US-led forces ‘could leave within 18 months’
“I think we will not need the multinational, foreign forces, in this country within 18 months,” he told Britain’s Channel 4 News. “I think we will be able to depend on ourselves.”
Election officials said turnout had been higher than expected despite attacks by insurgents bent on destroying the poll.
At least 44 people died in assaults across the country.
US President George W. Bush, under pressure to start bringing troops home after the election, has said US-led forces must keep going to help the new government get its footing.
However, Mr al-Naqib said Iraqi security forces would need only 18 months. “We are building our forces and I think we will need 18 months - it’s my estimate - that we will have a quite reasonable-sized, well-trained force, well-equipped to protect the country. So I believe we won’t need more than 18 months.”

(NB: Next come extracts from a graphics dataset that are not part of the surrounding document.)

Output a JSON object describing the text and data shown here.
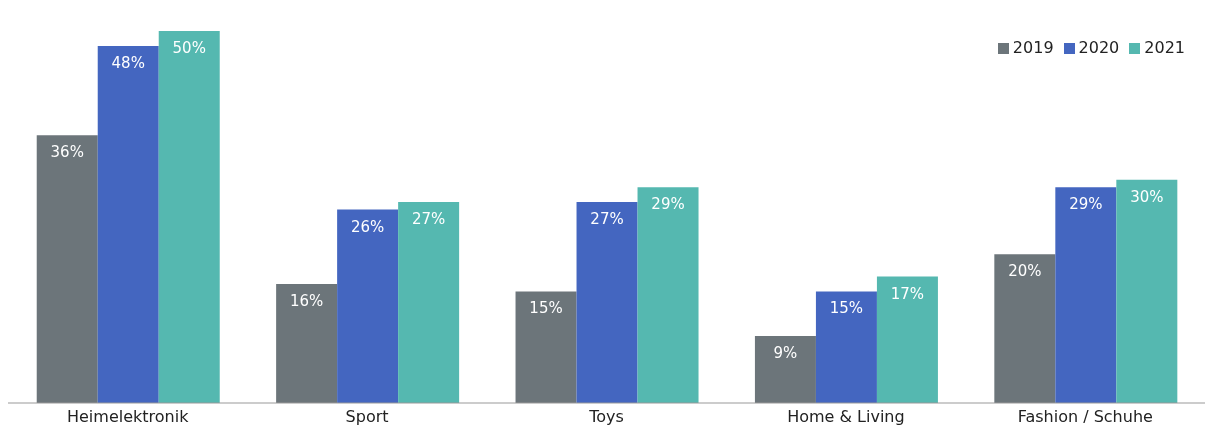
{
  "chart_data": {
    "type": "bar",
    "categories": [
      "Heimelektronik",
      "Sport",
      "Toys",
      "Home & Living",
      "Fashion / Schuhe"
    ],
    "series": [
      {
        "name": "2019",
        "color": "#6c757a",
        "values": [
          36,
          16,
          15,
          9,
          20
        ],
        "value_labels": [
          "36%",
          "16%",
          "15%",
          "9%",
          "20%"
        ]
      },
      {
        "name": "2020",
        "color": "#4466c0",
        "values": [
          48,
          26,
          27,
          15,
          29
        ],
        "value_labels": [
          "48%",
          "26%",
          "27%",
          "15%",
          "29%"
        ]
      },
      {
        "name": "2021",
        "color": "#55b8b0",
        "values": [
          50,
          27,
          29,
          17,
          30
        ],
        "value_labels": [
          "50%",
          "27%",
          "29%",
          "17%",
          "30%"
        ]
      }
    ],
    "ylim": [
      0,
      50
    ],
    "tick_labels": "x",
    "grid": false,
    "legend": "top right"
  }
}
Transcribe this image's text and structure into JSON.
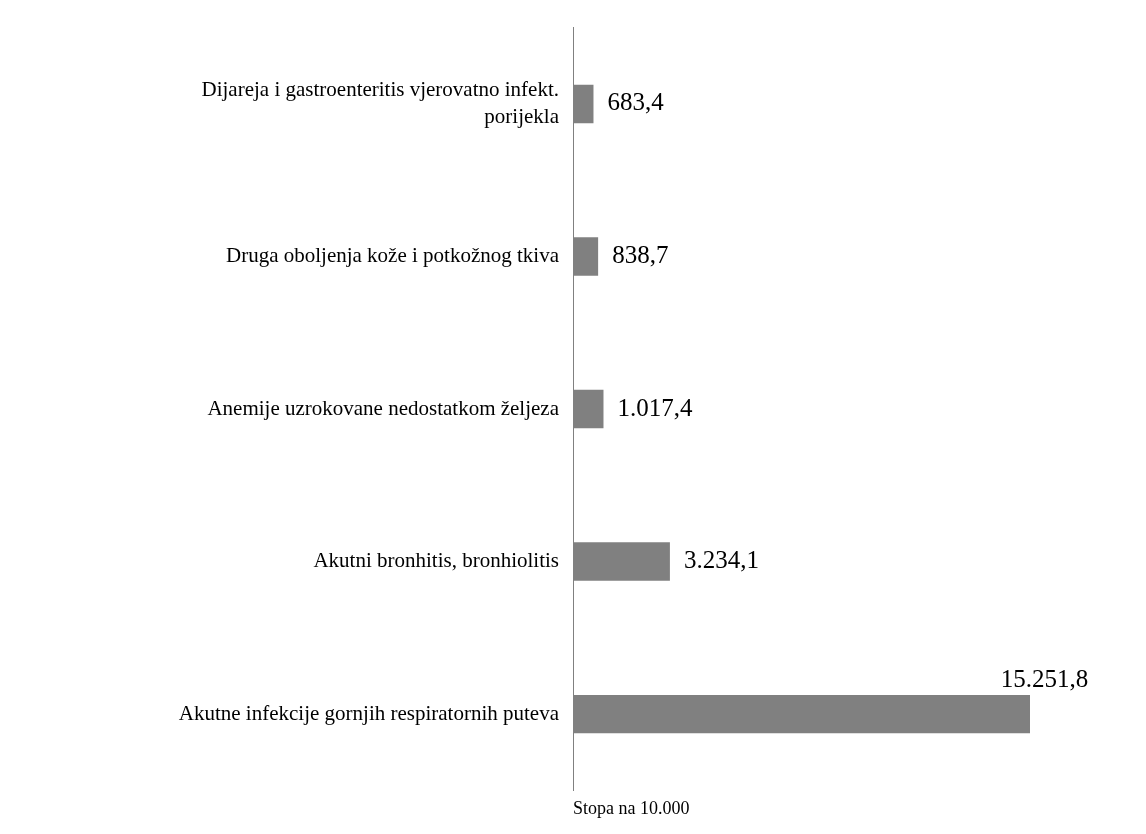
{
  "chart_data": {
    "type": "bar",
    "orientation": "horizontal",
    "xlabel": "Stopa na 10.000",
    "categories": [
      "Dijareja i gastroenteritis vjerovatno infekt. porijekla",
      "Druga oboljenja kože i potkožnog tkiva",
      "Anemije uzrokovane nedostatkom željeza",
      "Akutni bronhitis, bronhiolitis",
      "Akutne infekcije gornjih respiratornih puteva"
    ],
    "values": [
      683.4,
      838.7,
      1017.4,
      3234.1,
      15251.8
    ],
    "value_labels": [
      "683,4",
      "838,7",
      "1.017,4",
      "3.234,1",
      "15.251,8"
    ],
    "color": "#808080",
    "grid": false,
    "legend": false
  }
}
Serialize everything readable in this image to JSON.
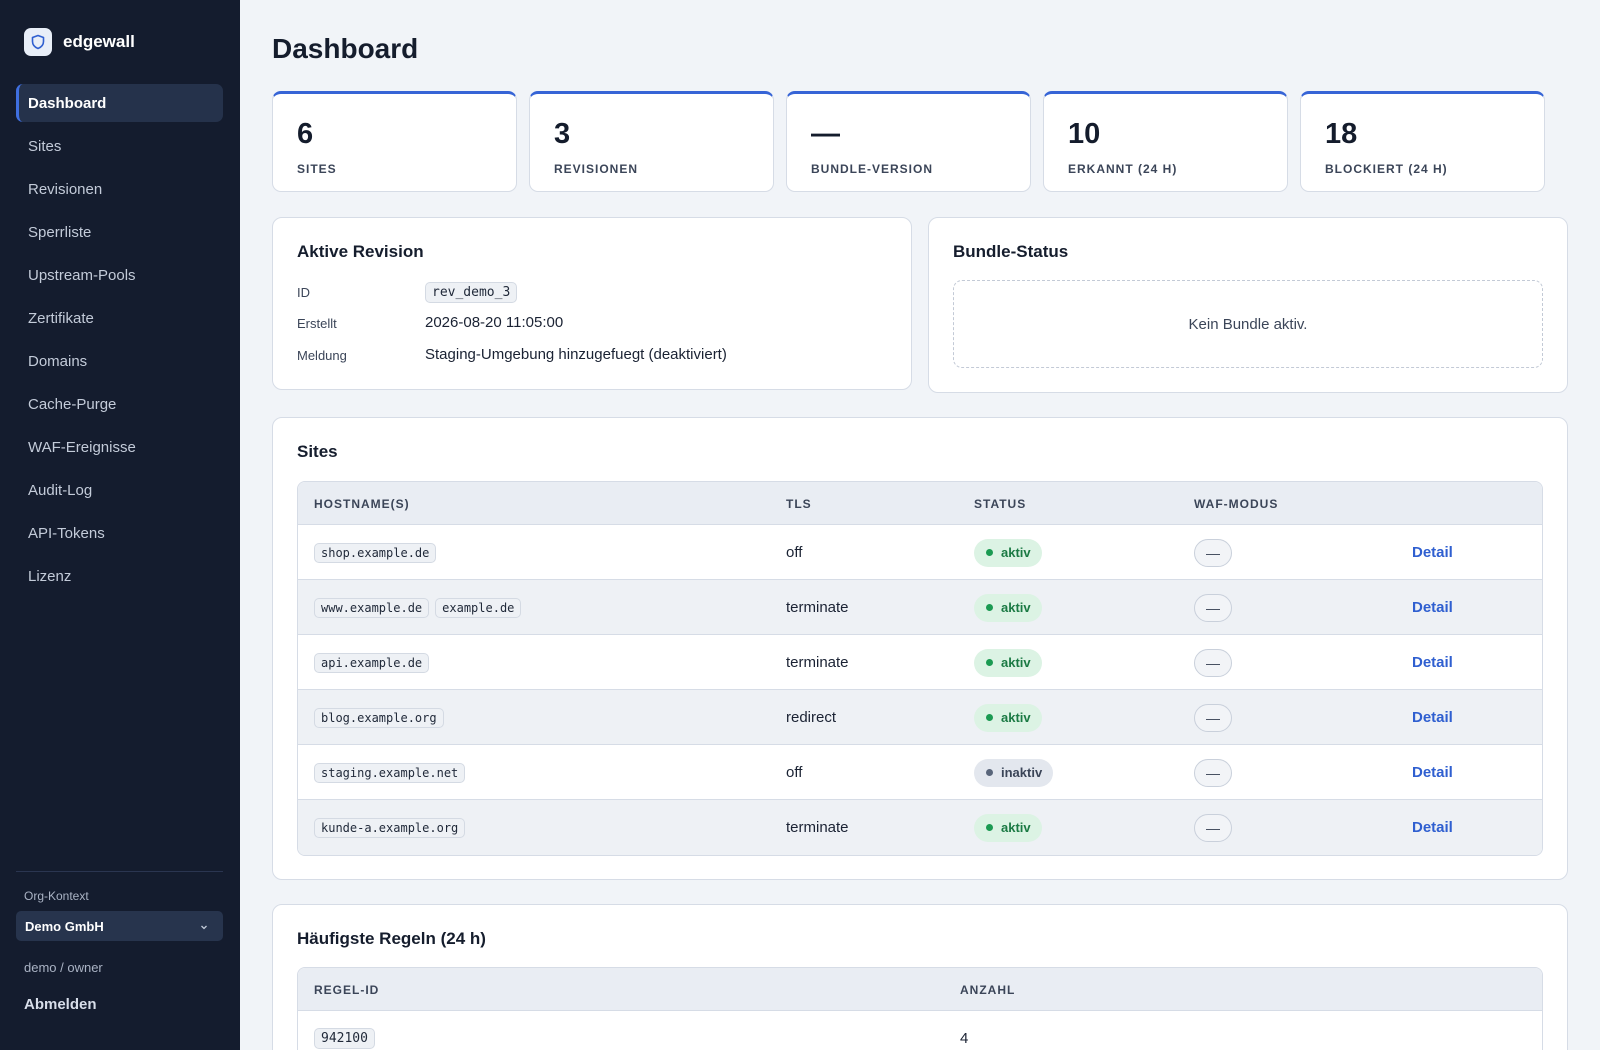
{
  "app": {
    "name": "edgewall",
    "logo_icon": "shield-icon"
  },
  "sidebar": {
    "items": [
      {
        "label": "Dashboard",
        "active": true
      },
      {
        "label": "Sites"
      },
      {
        "label": "Revisionen"
      },
      {
        "label": "Sperrliste"
      },
      {
        "label": "Upstream-Pools"
      },
      {
        "label": "Zertifikate"
      },
      {
        "label": "Domains"
      },
      {
        "label": "Cache-Purge"
      },
      {
        "label": "WAF-Ereignisse"
      },
      {
        "label": "Audit-Log"
      },
      {
        "label": "API-Tokens"
      },
      {
        "label": "Lizenz"
      }
    ],
    "org_label": "Org-Kontext",
    "org_value": "Demo GmbH",
    "user": "demo / owner",
    "logout": "Abmelden"
  },
  "page": {
    "title": "Dashboard"
  },
  "stats": [
    {
      "value": "6",
      "label": "SITES"
    },
    {
      "value": "3",
      "label": "REVISIONEN"
    },
    {
      "value": "—",
      "label": "BUNDLE-VERSION"
    },
    {
      "value": "10",
      "label": "ERKANNT (24 H)"
    },
    {
      "value": "18",
      "label": "BLOCKIERT (24 H)"
    }
  ],
  "revision": {
    "title": "Aktive Revision",
    "id_label": "ID",
    "id": "rev_demo_3",
    "created_label": "Erstellt",
    "created": "2026-08-20 11:05:00",
    "message_label": "Meldung",
    "message": "Staging-Umgebung hinzugefuegt (deaktiviert)"
  },
  "bundle": {
    "title": "Bundle-Status",
    "empty": "Kein Bundle aktiv."
  },
  "sites": {
    "title": "Sites",
    "columns": {
      "host": "HOSTNAME(S)",
      "tls": "TLS",
      "status": "STATUS",
      "waf": "WAF-MODUS"
    },
    "detail_label": "Detail",
    "rows": [
      {
        "hosts": [
          "shop.example.de"
        ],
        "tls": "off",
        "status": "aktiv",
        "active": true,
        "waf": "—"
      },
      {
        "hosts": [
          "www.example.de",
          "example.de"
        ],
        "tls": "terminate",
        "status": "aktiv",
        "active": true,
        "waf": "—"
      },
      {
        "hosts": [
          "api.example.de"
        ],
        "tls": "terminate",
        "status": "aktiv",
        "active": true,
        "waf": "—"
      },
      {
        "hosts": [
          "blog.example.org"
        ],
        "tls": "redirect",
        "status": "aktiv",
        "active": true,
        "waf": "—"
      },
      {
        "hosts": [
          "staging.example.net"
        ],
        "tls": "off",
        "status": "inaktiv",
        "active": false,
        "waf": "—"
      },
      {
        "hosts": [
          "kunde-a.example.org"
        ],
        "tls": "terminate",
        "status": "aktiv",
        "active": true,
        "waf": "—"
      }
    ]
  },
  "rules": {
    "title": "Häufigste Regeln (24 h)",
    "columns": {
      "id": "REGEL-ID",
      "count": "ANZAHL"
    },
    "rows": [
      {
        "id": "942100",
        "count": "4"
      }
    ]
  }
}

Meanwhile, Germany said yesterday that Iraq’s election was a sign of the country’s resolve to determine its own future, but stressed that only an “inclusive approach” to the political process could lay the foundation for democracy.
Reports of strong voter turnout showed Iraqis had not been cowed by violent attempts to derail the election, a spokesman for Chancellor Gerhard Schroeder said.
He said it was the German government’s opinion that all Iraq’s ethnic and religious groups needed to be included in the ongoing political process.